Using research, production and visual history methodologies that the Archive staff has perfected over the years, Living Television participants are producing broadcast-quality interviews and creating their own local television history archive – told by the people who were there.

Curriculum

Students are taught how to research their subject’s life and create relevant interview questions. They then conduct the videotaped interview under the supervision of participating institutions.

The curriculum focuses on the following:
• Learning a general history of television broadcasting
• Learning about various interview styles and scenarios
• Learning about research methodologies and finding source materials
• Creating a chronology of local television and/or of a local station
• Identifying prospects to be interviewed
• Creating a detailed timeline of a prospect’s life and career
• Conducting a telephone pre-interview
• Creating a detailed set of interview questions
• Working with a production crew
• Conducting the on-camera long-form interview
• Optional: Working with the class to create a mini-documentary of the subject using the interviews, b-roll photos and historical footage

By the completion of the course, a student will have gained the knowledge and experience to conduct an on-camera long-form interview with any individual.
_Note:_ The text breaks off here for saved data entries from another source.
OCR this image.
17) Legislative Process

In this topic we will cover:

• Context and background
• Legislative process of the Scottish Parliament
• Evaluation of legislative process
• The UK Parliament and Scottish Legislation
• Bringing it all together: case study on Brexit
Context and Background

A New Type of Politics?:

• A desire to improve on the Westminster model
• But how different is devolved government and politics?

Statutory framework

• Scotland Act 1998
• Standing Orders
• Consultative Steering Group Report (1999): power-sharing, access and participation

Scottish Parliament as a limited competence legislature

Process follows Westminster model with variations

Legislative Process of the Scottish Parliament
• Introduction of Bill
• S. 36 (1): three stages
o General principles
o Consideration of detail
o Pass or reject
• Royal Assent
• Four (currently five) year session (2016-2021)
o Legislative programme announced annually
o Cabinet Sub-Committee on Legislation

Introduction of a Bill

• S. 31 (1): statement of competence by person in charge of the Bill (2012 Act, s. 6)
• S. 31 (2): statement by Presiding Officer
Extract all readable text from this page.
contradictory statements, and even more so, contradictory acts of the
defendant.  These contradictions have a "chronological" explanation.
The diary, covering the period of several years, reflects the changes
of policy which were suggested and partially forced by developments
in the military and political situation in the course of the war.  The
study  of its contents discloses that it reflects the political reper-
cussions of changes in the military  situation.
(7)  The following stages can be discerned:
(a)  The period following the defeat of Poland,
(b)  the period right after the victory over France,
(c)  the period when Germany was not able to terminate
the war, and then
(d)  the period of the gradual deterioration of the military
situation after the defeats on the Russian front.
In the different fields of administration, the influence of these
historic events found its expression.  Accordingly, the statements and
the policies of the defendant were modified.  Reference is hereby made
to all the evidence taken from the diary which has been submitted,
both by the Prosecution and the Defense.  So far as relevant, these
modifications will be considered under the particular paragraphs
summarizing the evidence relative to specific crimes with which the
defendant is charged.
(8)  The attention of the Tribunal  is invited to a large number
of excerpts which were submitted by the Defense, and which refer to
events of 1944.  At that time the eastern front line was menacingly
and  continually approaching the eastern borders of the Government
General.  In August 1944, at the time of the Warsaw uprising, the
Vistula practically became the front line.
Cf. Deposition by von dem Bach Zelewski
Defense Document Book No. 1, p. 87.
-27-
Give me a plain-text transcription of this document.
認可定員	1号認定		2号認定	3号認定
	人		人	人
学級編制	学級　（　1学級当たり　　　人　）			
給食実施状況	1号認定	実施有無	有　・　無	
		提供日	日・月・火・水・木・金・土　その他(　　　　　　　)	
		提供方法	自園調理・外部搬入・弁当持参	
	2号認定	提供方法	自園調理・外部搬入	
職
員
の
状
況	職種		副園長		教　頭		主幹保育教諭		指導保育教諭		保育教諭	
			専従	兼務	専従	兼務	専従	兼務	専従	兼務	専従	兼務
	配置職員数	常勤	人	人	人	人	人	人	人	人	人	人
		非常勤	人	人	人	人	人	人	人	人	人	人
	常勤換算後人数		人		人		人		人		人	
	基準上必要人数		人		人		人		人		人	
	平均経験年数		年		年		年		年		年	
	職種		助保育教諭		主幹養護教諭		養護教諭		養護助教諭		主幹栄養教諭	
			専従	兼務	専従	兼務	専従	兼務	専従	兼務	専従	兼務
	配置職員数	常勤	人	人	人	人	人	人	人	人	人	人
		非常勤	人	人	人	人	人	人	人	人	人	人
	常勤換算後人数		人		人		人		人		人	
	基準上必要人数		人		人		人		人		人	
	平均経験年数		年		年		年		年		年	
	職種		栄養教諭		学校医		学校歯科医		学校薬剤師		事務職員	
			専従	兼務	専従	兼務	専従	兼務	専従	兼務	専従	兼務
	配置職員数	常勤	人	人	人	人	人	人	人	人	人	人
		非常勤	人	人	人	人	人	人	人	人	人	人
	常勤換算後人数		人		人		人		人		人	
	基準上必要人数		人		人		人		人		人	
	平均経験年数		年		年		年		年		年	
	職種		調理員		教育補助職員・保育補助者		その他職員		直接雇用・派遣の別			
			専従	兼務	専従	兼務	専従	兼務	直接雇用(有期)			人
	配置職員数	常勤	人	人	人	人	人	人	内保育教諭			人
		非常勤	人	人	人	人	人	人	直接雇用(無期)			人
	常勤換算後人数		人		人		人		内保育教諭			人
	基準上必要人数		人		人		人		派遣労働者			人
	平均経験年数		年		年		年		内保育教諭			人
Completed ProductionsLiving Television photo
Completed interviews are two hours in length and cover a participant’s life and career. Interviews focus on the individual’s history, the stations they worked with, its stars and its programming. These interviews cover everything from a station’s origin to the latest breaking stories. The camera master of the interview is sent to the Archive of American Television for inclusion in its Living Television collection, copies are given to the student and the interviewee, and copies reside at participating institutions. Written timelines, questions and an interview log are also included with the tapes.

There is also the opportunity to create a post-production class using the interviews conducted in an earlier class as raw footage for a mini-documentary.

Living Television Program
Coordination and implementation of the entire program is handled through the Archive headquarters. Living Television staff is available to review curriculum materials, manage interviewee selection standards, process legal documentation, arrange publicity, ensure broadcast-quality standards, consult with class instructors and hold on-location production seminars.

Participating institutions include:
California State University, Fullerton
Columbia College, Chicago
Temple University, Philadelphia
UCLA Extension

Summary
Using proven techniques and with the supervision of the Archive of American Television and its allied resources, students across America gain hands-on documentary interview skills and learn one-on-one from pioneering individuals about broadcasting’s history. Best of all, these priceless stories will be made available to other students and the general public for generations to come.

Just as television is a collaborative art, the Academy of Television Arts & Sciences Foundation encourages the industry, academia, and the students who will be television’s future to collaborate on preserving the stories of its past.